Nothing would make me question the capabilities of an airline’s crew faster than the whole thing turning into some kind of costume party, with the “men” wearing clown makeup and the “women” wearing no bra under a transparent blouse (although at first glance the latter wouldn’t seem too bad, please consider that the average age of trolley-dollies now appears to be 50, and all seem to have been recruited from branches of the Ugly Tree).

And frankly, I’m not sure I want to see any of the flight crew wearing transparent clothing, given that said crew will likely include girlymen and butchygirls, all of indeterminate gender.

I don’t know why I bother fulminating about this stuff anymore, considering that my chances of flying at all are minuscule, and on any British airline even less than that.

I’d give this one a try, though.

8 comments

  1. A transfaggot should nor be a pilot. Pilots should be sane, and by their very nature, trannies are not.

  2. this article is useless without pictures.

    Trannies or whatever they’re called now have no place in any position of responsibility. They belong in a mental asylum getting their head screwed on straight.

    JQ

  3. > Companies have every right to create a “uniform” policy, and to dictate what does and
    > does not constitute “proper” clothing under that policy

    This is true.

    However, in this case the company had one policy, with, one presumes, “normally” opaque options for covering one’s torso.

    And they switched to something that allowed ones undergarments to be visible–at least for those who “identify as female”. This is for people in an occupation where these females already get far more…sexually oriented attention than they should.

    That is something that employees *should* complain about, and THAT is what the company SHOULD be apologizing for.

    The advice given for said underwear is within reason, but is only necessary because someone in the airline (who should be given a chance to find a new job) was an idiot about the clothing choices to begin with.

    It is one thing to specify and require an ugly uniform, it’s another thing entire to require that a woman (more or less) expose herself.

    That said, following the links, women (as is typical) have a lot more options than men, and don’t have to wear the blouse. That’s on the employees.

  4. In this case it’s a sound business decision to apologize to the employees, grating though it may be.

    Getting and keeping skilled help at the ridiculously low pay offered to F.A.s is non trivial. If management pisses them off strongly enough they’ll leave that poxy company, costing BA a fortune in lost profits and bringing formerly-great Britain to a standstill—with the resultant BritGov formal inquiries surely to follow.

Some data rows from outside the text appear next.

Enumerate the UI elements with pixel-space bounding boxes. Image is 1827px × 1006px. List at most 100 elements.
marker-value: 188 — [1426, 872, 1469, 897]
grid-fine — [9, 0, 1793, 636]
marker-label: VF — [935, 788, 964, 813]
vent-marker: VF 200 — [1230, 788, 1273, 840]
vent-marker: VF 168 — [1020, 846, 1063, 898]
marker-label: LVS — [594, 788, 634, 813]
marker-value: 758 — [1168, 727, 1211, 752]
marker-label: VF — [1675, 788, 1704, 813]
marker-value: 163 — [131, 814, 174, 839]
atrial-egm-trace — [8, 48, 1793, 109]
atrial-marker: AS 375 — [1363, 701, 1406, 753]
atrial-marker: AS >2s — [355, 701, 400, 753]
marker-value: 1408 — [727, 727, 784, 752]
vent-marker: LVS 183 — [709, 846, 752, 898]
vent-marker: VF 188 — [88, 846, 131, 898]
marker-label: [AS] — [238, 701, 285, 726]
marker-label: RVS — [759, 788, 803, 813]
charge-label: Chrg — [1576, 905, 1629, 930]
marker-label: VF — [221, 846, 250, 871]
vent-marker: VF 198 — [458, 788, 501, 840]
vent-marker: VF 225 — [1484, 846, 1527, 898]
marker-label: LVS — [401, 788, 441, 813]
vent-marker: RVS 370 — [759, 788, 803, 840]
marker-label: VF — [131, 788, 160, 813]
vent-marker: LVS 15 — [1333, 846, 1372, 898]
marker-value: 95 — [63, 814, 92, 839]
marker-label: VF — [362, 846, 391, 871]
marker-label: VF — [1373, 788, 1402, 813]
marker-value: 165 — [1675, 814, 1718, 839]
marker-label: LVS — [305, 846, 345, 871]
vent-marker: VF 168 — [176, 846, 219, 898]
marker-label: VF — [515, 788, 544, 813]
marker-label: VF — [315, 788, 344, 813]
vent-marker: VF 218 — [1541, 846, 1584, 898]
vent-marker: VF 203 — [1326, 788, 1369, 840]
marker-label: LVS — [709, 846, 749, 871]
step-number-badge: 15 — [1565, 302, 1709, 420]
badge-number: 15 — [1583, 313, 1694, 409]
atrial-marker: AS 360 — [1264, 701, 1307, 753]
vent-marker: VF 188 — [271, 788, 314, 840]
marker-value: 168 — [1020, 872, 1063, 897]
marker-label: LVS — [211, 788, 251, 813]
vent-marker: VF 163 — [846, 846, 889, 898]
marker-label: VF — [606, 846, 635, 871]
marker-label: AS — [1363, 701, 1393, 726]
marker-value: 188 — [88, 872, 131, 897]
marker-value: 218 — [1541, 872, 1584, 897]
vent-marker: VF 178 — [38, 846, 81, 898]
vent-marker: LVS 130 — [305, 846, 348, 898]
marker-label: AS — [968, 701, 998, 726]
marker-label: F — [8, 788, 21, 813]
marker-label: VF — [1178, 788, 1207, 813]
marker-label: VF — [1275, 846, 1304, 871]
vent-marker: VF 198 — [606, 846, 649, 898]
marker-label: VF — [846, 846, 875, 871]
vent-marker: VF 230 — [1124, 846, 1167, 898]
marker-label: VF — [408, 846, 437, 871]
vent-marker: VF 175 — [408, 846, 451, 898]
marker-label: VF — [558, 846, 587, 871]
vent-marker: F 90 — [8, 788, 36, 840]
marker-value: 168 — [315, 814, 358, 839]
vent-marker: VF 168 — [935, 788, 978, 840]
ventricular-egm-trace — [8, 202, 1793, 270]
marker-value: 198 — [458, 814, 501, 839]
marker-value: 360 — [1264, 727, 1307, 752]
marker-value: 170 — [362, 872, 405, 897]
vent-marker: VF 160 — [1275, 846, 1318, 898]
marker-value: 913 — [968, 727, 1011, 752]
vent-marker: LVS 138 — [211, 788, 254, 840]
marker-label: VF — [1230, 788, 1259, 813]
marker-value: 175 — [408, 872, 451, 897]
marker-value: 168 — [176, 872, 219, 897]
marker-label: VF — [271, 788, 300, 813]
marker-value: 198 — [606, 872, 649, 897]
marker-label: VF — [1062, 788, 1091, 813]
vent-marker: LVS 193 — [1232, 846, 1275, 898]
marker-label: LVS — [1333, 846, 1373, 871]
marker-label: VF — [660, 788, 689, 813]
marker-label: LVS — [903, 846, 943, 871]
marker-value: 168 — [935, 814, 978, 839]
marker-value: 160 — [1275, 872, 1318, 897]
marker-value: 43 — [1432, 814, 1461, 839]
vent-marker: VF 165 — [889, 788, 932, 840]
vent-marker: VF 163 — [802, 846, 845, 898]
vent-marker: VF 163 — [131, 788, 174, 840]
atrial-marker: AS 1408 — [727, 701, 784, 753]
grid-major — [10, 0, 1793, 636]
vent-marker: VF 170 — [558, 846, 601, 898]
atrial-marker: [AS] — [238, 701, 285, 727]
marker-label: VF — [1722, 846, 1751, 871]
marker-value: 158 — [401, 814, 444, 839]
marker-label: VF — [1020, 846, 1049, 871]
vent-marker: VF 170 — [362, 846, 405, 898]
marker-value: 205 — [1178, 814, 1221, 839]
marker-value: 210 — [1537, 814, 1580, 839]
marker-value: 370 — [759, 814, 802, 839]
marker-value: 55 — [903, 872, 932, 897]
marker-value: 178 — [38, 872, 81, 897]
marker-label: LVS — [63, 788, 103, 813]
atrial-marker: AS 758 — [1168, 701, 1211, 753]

  5. “These are the uniforms, Ladies & Gentlemen, and if you find them unacceptable, I’m sure you can find some other employer to complain to.”

    …and, fond memories of PSA: sdam_stews_1970s

  6. When I was in school to become a nurse, our uniform was navy scrub shirts and white scrub pants. A couple of weeks into our clinical rotation, it was announced that purple thongs were not appropriate underwear to wear with our scrub pants. We were told that underwear had to be white or nude color. Yes the class was about 90% women.

    JQ

  7. I love the cross-section of the Short Empire flying boat. However, remember that passengers in those days got first class treatment because they paid much more than today’s first-class ticket prices for a slow, bumpy ride, and the airliners _had_ to have a sleeping cabin because the trips took so long.

  8. From the article:
    “British Airways unveiled the new uniform for the first time in nearly 20 years in January, with the collection of garments set to ‘take the airline into its next chapter’ “
    And would that be the Bri’ish equivalent of Chapter 11?